MIND: an affordable modular buoy system for coastal monitoring and drifting oceanographic deployment

Ensuring the sustainability of ocean observing systems has become a central challenge in contemporary marine science, as long-term environmental monitoring increasingly requires instruments that are not only reliable and accurate but also energetically self-sufficient, economically accessible, and easily deployable. In this context, the development of affordable observational technologies is essential to expand measurement coverage and support research, management, and conservation efforts across diverse marine environments.

This work presents MIND (Modular Intelligent Node or Drifter) an affordable and modular oceanographic buoy designed for both drifting and coastal monitoring applications. The system provides high-resolution environmental observations while maintaining low production and operational costs through the use of commercially available components. Its spherical hull integrates a solar-powered energy system that ensures extended autonomous operation, supporting continuous data acquisition over long deployments.

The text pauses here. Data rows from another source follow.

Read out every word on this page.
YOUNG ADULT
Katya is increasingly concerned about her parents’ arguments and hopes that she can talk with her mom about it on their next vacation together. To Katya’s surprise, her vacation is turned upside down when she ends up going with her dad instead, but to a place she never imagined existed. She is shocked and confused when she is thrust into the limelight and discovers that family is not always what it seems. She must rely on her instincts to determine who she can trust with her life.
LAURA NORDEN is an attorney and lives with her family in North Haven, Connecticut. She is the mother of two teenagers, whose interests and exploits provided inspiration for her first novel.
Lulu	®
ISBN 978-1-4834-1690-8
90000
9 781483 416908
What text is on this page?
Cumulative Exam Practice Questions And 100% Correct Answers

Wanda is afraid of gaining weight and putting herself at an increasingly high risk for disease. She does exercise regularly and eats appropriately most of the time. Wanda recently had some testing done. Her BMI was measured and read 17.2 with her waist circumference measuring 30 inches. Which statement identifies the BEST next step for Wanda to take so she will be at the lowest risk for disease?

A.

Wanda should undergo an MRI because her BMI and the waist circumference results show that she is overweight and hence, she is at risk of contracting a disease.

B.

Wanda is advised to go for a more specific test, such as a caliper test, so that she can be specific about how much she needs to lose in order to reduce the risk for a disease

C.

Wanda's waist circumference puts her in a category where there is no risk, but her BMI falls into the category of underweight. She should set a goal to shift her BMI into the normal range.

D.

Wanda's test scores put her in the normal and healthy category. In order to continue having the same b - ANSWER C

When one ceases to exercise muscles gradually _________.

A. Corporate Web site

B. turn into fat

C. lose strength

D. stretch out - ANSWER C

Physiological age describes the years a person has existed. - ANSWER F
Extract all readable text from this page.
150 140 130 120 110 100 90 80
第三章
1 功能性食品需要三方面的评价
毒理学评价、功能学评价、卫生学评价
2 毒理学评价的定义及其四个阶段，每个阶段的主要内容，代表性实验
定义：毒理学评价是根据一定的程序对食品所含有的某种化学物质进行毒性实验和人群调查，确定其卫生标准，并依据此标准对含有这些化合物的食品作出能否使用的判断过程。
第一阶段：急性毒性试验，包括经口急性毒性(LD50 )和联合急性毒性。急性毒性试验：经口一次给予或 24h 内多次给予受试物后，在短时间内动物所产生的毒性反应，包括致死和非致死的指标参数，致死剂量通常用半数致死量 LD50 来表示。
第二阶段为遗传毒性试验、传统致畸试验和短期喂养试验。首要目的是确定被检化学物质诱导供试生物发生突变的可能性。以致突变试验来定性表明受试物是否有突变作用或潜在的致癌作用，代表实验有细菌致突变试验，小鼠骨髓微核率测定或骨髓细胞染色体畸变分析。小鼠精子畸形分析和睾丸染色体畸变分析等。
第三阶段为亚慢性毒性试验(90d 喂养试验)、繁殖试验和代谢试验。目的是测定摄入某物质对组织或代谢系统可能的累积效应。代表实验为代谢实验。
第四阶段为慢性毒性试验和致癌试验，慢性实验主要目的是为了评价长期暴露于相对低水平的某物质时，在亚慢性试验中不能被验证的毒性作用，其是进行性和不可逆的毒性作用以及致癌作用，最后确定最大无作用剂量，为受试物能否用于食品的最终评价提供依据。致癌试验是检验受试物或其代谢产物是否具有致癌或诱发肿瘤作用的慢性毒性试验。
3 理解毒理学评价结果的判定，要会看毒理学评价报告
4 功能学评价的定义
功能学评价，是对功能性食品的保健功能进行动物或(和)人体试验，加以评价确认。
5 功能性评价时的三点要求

The platform incorporates water temperature and turbidity sensors managed by an ARM® Cortex®-M0+ microcontroller, which handles data acquisition, processing, and power optimization. Accurate geolocation is ensured by an integrated GNSS module, enabling precise spatial tracking throughout the buoy’s trajectory.

To guarantee robust and uninterrupted data transmission, the buoy employs a dual communication architecture: LoRa technology for nearshore communication via land-based gateways and Globalstar satellite connectivity for offshore deployments. The modular hardware design facilitates the integration of additional sensors, making the platform adaptable to a wide range of environmental monitoring requirements.

All collected data are transmitted to a remote server and made openly accessible through the European Marine Observation and Data Network (EMODnet). These observations will support environmental assessment activities and enhance the validation of numerical models used to investigate coastal physical and biological processes at fine temporal and spatial scales.

By combining affordability, modularity, renewable power supply, and redundant communication pathways, this buoy offers a sustainable, versatile, and scalable solution for expanding ocean observation capabilities in both research and operational contexts.